We Have So Much In Common: Modeling Semantic Relational Set Abstractions In Videos
General Terms: Semantic: Semantics is the study of relationship between words and how we can draw meaning from words. Example, A child could be called a child, kid, boy, girl, son, daughter. Sematic relations connect up entities in a text. Semantic relation are at the cross-road between knowledge and language and tTogether with entities make up good chunk of the meaning of the text.
To explore, how sets of group of words are linked by means of sevaeral semantic relations, one can look at WordNet.

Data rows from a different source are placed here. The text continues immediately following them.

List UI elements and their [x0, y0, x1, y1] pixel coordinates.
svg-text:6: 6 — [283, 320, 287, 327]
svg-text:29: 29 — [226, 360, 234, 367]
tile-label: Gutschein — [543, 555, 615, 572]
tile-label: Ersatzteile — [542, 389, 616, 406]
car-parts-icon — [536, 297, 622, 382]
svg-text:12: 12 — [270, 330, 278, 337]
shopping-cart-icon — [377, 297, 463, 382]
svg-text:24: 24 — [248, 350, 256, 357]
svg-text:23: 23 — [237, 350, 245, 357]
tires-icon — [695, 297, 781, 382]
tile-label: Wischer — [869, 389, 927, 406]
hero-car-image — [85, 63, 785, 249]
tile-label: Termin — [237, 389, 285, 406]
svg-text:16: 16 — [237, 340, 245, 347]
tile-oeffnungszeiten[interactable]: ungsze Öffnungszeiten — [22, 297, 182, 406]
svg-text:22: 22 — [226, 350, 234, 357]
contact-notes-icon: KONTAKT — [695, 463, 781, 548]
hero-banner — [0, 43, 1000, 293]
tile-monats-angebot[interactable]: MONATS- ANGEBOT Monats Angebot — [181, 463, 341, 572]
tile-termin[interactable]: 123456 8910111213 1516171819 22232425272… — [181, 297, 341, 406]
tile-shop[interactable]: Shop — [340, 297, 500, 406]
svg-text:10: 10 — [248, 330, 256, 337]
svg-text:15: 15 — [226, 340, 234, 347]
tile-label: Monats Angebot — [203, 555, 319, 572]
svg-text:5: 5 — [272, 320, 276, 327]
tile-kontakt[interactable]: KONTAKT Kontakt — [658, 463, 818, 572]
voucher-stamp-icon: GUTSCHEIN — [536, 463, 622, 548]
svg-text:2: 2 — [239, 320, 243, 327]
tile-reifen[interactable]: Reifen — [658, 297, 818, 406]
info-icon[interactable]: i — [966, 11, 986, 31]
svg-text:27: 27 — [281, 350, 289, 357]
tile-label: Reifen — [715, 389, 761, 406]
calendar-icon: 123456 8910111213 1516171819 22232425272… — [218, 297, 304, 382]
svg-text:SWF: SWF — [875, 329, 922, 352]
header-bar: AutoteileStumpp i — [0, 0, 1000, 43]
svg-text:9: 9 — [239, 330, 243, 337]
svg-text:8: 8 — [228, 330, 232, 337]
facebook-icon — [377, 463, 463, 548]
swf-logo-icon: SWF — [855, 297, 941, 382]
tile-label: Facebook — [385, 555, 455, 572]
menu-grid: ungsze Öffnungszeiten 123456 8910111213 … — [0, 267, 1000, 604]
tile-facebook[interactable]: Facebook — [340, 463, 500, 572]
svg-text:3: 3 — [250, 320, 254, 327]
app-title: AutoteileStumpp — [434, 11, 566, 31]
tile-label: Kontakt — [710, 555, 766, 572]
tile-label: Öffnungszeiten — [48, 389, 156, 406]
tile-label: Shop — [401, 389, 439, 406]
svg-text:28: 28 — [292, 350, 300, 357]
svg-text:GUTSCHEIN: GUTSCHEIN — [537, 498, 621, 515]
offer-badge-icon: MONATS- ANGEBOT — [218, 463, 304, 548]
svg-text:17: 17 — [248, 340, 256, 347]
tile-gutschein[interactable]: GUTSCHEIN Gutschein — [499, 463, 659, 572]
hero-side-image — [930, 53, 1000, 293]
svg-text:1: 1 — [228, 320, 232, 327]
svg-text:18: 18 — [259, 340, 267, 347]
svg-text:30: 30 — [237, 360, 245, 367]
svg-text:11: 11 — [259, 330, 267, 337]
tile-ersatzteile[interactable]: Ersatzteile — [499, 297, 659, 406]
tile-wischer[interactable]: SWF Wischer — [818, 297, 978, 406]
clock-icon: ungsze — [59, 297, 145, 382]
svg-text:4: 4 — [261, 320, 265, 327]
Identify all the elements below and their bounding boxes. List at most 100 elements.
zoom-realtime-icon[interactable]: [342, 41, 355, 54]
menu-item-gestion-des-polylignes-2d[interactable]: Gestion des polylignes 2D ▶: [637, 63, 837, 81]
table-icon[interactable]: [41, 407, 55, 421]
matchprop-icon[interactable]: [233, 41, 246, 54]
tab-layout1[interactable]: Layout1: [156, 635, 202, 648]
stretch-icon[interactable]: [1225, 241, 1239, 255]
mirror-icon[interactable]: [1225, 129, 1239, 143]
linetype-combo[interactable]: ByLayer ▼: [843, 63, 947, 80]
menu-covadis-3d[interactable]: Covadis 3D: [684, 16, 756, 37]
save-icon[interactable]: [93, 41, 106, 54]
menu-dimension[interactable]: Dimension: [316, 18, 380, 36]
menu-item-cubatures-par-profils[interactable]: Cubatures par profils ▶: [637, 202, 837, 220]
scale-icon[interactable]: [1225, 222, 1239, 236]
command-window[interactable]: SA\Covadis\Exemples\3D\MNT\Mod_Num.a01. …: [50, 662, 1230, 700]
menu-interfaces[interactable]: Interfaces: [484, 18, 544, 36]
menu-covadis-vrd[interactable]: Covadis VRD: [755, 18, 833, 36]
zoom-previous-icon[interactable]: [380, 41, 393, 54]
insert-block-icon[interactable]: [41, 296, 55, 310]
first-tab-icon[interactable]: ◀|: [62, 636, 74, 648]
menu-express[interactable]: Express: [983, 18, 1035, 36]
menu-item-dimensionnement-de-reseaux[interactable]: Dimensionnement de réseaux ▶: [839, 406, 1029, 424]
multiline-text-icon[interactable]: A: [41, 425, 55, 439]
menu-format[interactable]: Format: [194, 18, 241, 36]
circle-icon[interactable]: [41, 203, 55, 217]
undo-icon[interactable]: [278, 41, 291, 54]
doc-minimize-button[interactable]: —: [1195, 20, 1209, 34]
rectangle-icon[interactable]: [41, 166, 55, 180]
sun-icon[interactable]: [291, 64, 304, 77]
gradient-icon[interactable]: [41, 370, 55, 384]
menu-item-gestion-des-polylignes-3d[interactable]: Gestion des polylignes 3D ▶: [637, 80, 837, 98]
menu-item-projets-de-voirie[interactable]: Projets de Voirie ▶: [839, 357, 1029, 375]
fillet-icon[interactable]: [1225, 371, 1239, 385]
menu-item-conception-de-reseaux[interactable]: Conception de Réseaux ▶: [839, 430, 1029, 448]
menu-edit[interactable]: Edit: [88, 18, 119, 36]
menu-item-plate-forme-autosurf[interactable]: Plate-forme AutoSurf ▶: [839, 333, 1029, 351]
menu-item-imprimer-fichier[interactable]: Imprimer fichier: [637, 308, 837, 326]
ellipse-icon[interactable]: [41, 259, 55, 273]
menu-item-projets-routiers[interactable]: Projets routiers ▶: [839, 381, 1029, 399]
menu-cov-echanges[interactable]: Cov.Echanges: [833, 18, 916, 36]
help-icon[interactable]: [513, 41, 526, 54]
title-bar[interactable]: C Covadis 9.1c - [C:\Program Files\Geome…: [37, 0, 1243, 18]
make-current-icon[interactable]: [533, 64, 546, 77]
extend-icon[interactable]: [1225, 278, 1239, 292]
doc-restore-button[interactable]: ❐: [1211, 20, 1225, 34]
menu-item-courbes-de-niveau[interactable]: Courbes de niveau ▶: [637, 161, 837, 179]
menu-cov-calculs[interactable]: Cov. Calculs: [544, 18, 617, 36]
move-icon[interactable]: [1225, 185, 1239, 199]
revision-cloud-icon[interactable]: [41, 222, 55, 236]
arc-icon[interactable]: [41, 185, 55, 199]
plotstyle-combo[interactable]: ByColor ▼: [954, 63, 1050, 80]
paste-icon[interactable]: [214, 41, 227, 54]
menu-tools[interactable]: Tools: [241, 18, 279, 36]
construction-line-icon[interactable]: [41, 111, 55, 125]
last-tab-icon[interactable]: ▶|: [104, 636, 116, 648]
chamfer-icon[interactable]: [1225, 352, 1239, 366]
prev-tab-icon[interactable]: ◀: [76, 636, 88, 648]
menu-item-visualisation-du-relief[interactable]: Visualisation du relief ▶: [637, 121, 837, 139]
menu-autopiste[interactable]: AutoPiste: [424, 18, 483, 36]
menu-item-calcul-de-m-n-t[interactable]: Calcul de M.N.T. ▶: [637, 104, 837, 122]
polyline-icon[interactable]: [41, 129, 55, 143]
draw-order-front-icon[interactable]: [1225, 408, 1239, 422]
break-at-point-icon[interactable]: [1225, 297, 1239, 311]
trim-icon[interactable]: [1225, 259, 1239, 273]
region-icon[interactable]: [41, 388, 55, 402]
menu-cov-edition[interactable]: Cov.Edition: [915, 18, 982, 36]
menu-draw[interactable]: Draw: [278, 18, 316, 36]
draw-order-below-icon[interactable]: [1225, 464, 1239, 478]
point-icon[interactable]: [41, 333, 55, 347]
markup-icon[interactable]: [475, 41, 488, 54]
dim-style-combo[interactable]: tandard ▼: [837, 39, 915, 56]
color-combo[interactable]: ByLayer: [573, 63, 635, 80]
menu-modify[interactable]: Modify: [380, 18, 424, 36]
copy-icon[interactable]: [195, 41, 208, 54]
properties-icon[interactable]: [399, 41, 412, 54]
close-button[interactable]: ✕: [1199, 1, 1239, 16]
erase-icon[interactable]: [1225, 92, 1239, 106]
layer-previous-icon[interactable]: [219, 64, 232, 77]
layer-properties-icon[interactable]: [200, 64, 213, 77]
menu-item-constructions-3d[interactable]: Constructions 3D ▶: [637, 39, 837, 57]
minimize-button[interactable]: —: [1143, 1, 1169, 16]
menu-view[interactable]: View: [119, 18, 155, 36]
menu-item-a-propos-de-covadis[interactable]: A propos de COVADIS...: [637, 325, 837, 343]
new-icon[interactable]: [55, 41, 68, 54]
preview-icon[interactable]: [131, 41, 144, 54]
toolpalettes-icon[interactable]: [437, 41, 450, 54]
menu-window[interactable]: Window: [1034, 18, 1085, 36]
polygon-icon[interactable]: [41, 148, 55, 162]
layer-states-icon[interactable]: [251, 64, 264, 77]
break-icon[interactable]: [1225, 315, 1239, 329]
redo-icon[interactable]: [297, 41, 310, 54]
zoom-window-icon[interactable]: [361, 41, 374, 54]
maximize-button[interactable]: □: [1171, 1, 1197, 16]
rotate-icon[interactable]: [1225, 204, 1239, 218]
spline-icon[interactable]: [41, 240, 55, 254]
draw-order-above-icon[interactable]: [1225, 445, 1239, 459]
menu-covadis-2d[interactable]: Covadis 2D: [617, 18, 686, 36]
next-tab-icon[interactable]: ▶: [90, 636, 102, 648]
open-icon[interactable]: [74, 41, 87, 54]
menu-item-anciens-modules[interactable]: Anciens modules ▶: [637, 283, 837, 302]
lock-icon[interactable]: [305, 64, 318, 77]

Gist: For humans it is easy to identify how two events are related by looking at them. Inherently, we can decompose two events in general abstract meaning and see which of the abstract meaning are similar. Example, when we see a.) a human being typing on a computer b.) a GIF with a mouse typing on a calculator, we can relate the hand movements and object being typed upon. We can relate that both activities are related to pushing some buttons and seeing a result on screen and hence can see the similarities in the two activities. It is a result of underlying human decision making abilty. Computers can’t do the same.
The paper proposes “an approach for learning semantic relational set abstractions on videos”. “semantic relational set abstractions” should be read in two parts “semantic” and “relational set abstractions” for better understanding. It simply says that if we can find the relational sets between different videos (e.g. similar images at different view angles) and get an abstract meaning from these relational sets, the proposed method can learn the semantic (meaning) between these abstractions. If we can do so, is will be easier to tell which images are similar, which are different and how they are similar/different.
More formally, as the paper puts it, this allows our model to perform cognitive tasks such as:
- set abstraction (which general concept is in common among a set of videos?)
- set completion (which new video goes well with the set?), and
- odd one out detection (which video does not belong to the set?)
Datsets used:
- K400 (Kinect 400)
- Multi-Monets in Time